Em comum, todas as canções têm o fato de retratar o cotidiano brasileiro em forma de crônica. Talentoso cronista, Chico apresenta situações cotidianas, interpreta fatos e propõe soluções para problemas sociais em composições que falam da situação política do País, da pobreza dos trabalhadores, da malandragem e do capitalismo.
"Apesar de você, composta em 1970, em plena ditadura, e lançada na forma de um compacto, vendeu cem mil cópias, antes que o governo compreendesse a letra e censurasse a canção.

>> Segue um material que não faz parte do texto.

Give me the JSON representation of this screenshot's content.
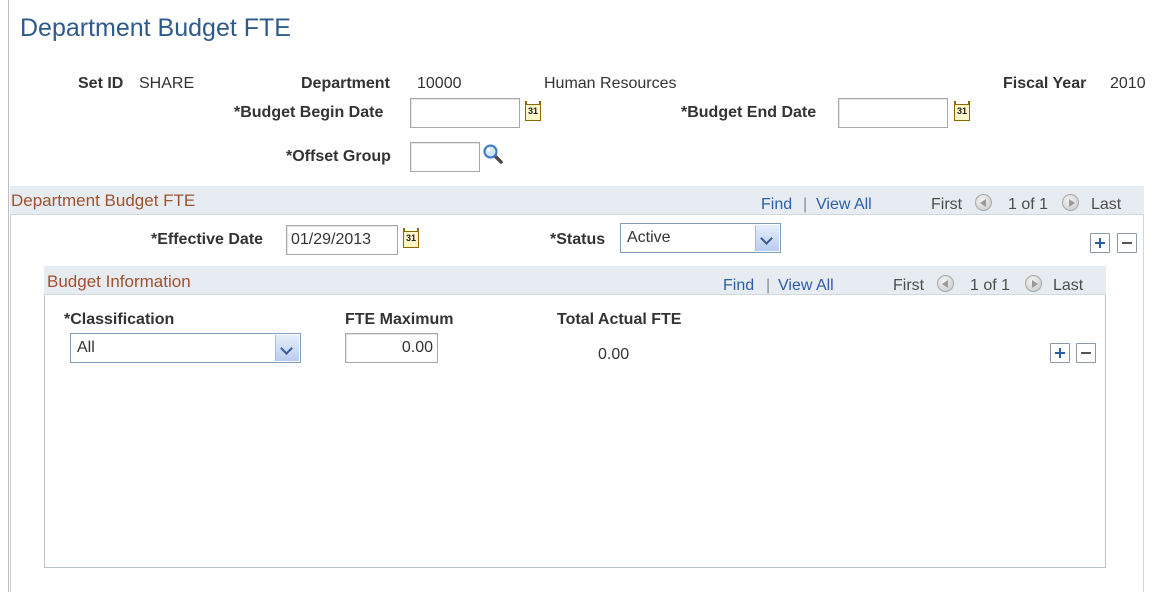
{
  "page": {
    "title": "Department Budget FTE"
  },
  "header": {
    "setid_label": "Set ID",
    "setid_value": "SHARE",
    "department_label": "Department",
    "department_value": "10000",
    "department_name": "Human Resources",
    "fiscal_year_label": "Fiscal Year",
    "fiscal_year_value": "2010",
    "budget_begin_label": "*Budget Begin Date",
    "budget_begin_value": "",
    "budget_end_label": "*Budget End Date",
    "budget_end_value": "",
    "offset_group_label": "*Offset Group",
    "offset_group_value": ""
  },
  "grid1": {
    "title": "Department Budget FTE",
    "find": "Find",
    "separator": "|",
    "view_all": "View All",
    "first": "First",
    "count": "1 of 1",
    "last": "Last",
    "effective_date_label": "*Effective Date",
    "effective_date_value": "01/29/2013",
    "status_label": "*Status",
    "status_value": "Active"
  },
  "grid2": {
    "title": "Budget Information",
    "find": "Find",
    "separator": "|",
    "view_all": "View All",
    "first": "First",
    "count": "1 of 1",
    "last": "Last",
    "col_classification": "*Classification",
    "col_fte_max": "FTE Maximum",
    "col_total_actual": "Total Actual FTE",
    "row": {
      "classification": "All",
      "fte_max": "0.00",
      "total_actual": "0.00"
    }
  },
  "icons": {
    "calendar": "calendar-icon",
    "calendar_text": "31",
    "search": "search-icon",
    "prev": "prev-arrow-icon",
    "next": "next-arrow-icon",
    "add": "plus-icon",
    "delete": "minus-icon",
    "dropdown": "chevron-down-icon"
  },
  "colors": {
    "title": "#2e5a8c",
    "grid_title": "#a0522d",
    "link": "#2d5ea8",
    "grid_bar": "#e6ecf2"
  }
}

Disfarçada por uma briga de namorados, era um recado do povo brasileiro aos militares, prometendo uma vingança sem armas", exemplifica a jornalista na seleção musical para a Agência de Notícias da USP.
A pesquisa evidencia como as composições se assemelham a crônicas, tanto pela estrutura do texto, como na escolha de temas e no seu compromisso com a realidade,
A tese contextualiza a vida e obra de Chico Buarque e explica como ele tornou-se, ainda nos anos 60, praticamente uma unanimidade, admirado tanto entre intelectuais quanto entre as camadas mais populares.
Miriam Bevilacqua pesquisou como a imprensa retratava o compositor nas décadas de 60 e 70. "A mídia percebeu, como Chico desde o início de sua carreira colocava em suas canções as aspirações de toda a sociedade brasileira, já sufocada por uma ditadura", analisa a jornalista.
Entre as centenas de´canções compostas por Chico nestas décadas, são os versos de "Tempo e Artista"que abrem a tese de 238 páginas e explicam a pesquisa de Miriam Bevilacqua e a genialidade da obra do compositor: "Imagino o artista num anfiteatro / onde o tempo é a grande estrela / Vejo o tempo obrar a sua arte / Tendo o mesmo artista como tela".
"Derivado do latim e do grego, o termo crônica já demonstra que a crônica tem o conceito de tempo como seu elemento principal (Chronica / Khrónos), explica a jornalista.
Na conclusão de sua tese, Miriam Bevilacqua destaca que a aparente leveza da crônica não a impede de ser reflexiva, de denunciar e propor um debate político e social.
"Qualquer canção buarqueana que tenha como tema o cotidiano também poderia ser crônica de jornal. Dificilmente um artista escolheria como temas um pivete de rua, o movimento migratório, uma construção, um pedreiro ou um casamento burguês" conclui a pesquisadora.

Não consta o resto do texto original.